India could also consider making more meaningful national treatment commitments. As noted, these are mostly entered as unbound across all modes, excepting mode 3 for some financial services. These commitments could be made binding subject to regulatory requirements such as capital adequacy, solvency margins, authorization and registration norms, and tax and subsidy treatment. The national treatment commitments should reflect the extensive regulatory and institutional reforms that have occurred in India’s financial services sector, thus laying down the conditions for ensuring financial stability rather than signaling the absence of predictable policies and guidelines for operating in this sector.
Although India’s negotiating strategy in financial services has to be primarily inward looking in terms of improving upon its own commitments, some focus on potential areas and modes of export interest may be warranted in future negotiations. For example, India could seek market access under mode 1 for services like financial data processing, back office financial operations, share transfers, and processing of insurance claims, where it has export prospects. India’s export interests in the provision of such Business Process Outsourcing (BPO) services through mode 1 should be sought in the larger context of its mode 1 negotiating strategy. Likewise, India could also negotiate the removal of barriers in specific markets, which it is interested in entering, such as in the SAARC countries and South East Asia. Barriers
in the form of unduly restrictive capital adequacy norms and high solvency margins, or restrictions on staffing of overseas operations, could be addressed through the negotiations.

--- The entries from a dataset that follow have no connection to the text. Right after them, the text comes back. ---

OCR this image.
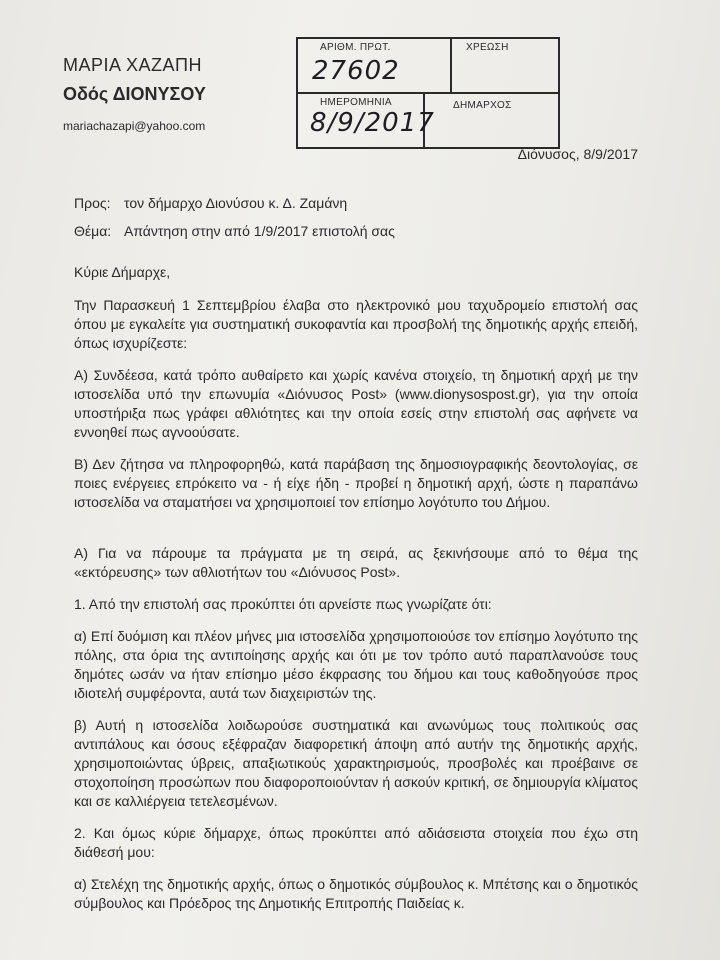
ΜΑΡΙΑ ΧΑΖΑΠΗ
Οδός ΔΙΟΝΥΣΟΥ
mariachazapi@yahoo.com
ΑΡΙΘΜ. ΠΡΩΤ.
27602
ΧΡΕΩΣΗ
ΗΜΕΡΟΜΗΝΙΑ
8/9/2017
ΔΗΜΑΡΧΟΣ
Διόνυσος, 8/9/2017
Προς: τον δήμαρχο Διονύσου κ. Δ. Ζαμάνη
Θέμα: Απάντηση στην από 1/9/2017 επιστολή σας

Κύριε Δήμαρχε,

Την Παρασκευή 1 Σεπτεμβρίου έλαβα στο ηλεκτρονικό μου ταχυδρομείο επιστολή σας όπου με εγκαλείτε για συστηματική συκοφαντία και προσβολή της δημοτικής αρχής επειδή, όπως ισχυρίζεστε:

Α) Συνδέεσα, κατά τρόπο αυθαίρετο και χωρίς κανένα στοιχείο, τη δημοτική αρχή με την ιστοσελίδα υπό την επωνυμία «Διόνυσος Post» (www.dionysospost.gr), για την οποία υποστήριξα πως γράφει αθλιότητες και την οποία εσείς στην επιστολή σας αφήνετε να εννοηθεί πως αγνοούσατε.

Β) Δεν ζήτησα να πληροφορηθώ, κατά παράβαση της δημοσιογραφικής δεοντολογίας, σε ποιες ενέργειες επρόκειτο να - ή είχε ήδη - προβεί η δημοτική αρχή, ώστε η παραπάνω ιστοσελίδα να σταματήσει να χρησιμοποιεί τον επίσημο λογότυπο του Δήμου.

Α) Για να πάρουμε τα πράγματα με τη σειρά, ας ξεκινήσουμε από το θέμα της «εκτόρευσης» των αθλιοτήτων του «Διόνυσος Post».

1. Από την επιστολή σας προκύπτει ότι αρνείστε πως γνωρίζατε ότι:

α) Επί δυόμιση και πλέον μήνες μια ιστοσελίδα χρησιμοποιούσε τον επίσημο λογότυπο της πόλης, στα όρια της αντιποίησης αρχής και ότι με τον τρόπο αυτό παραπλανούσε τους δημότες ωσάν να ήταν επίσημο μέσο έκφρασης του δήμου και τους καθοδηγούσε προς ιδιοτελή συμφέροντα, αυτά των διαχειριστών της.

β) Αυτή η ιστοσελίδα λοιδωρούσε συστηματικά και ανωνύμως τους πολιτικούς σας αντιπάλους και όσους εξέφραζαν διαφορετική άποψη από αυτήν της δημοτικής αρχής, χρησιμοποιώντας ύβρεις, απαξιωτικούς χαρακτηρισμούς, προσβολές και προέβαινε σε στοχοποίηση προσώπων που διαφοροποιούνταν ή ασκούν κριτική, σε δημιουργία κλίματος και σε καλλιέργεια τετελεσμένων.

2. Και όμως κύριε δήμαρχε, όπως προκύπτει από αδιάσειστα στοιχεία που έχω στη διάθεσή μου:

α) Στελέχη της δημοτικής αρχής, όπως ο δημοτικός σύμβουλος κ. Μπέτσης και ο δημοτικός σύμβουλος και Πρόεδρος της Δημοτικής Επιτροπής Παιδείας κ.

Another important segment where India has export prospects is in financial consultancy services, through modes 1 and 4, and the negotiations could be used to gain greater market access under these modes for this subsector. It is important to note, however, that it would be difficult for India to seek such liberalization unless it is willing to open up its own financial markets along similar lines. Thus, India’s ability to address its export interests through the GATS negotiations will in large part rest on its willingness to multilaterally bind more liberal conditions in its own market.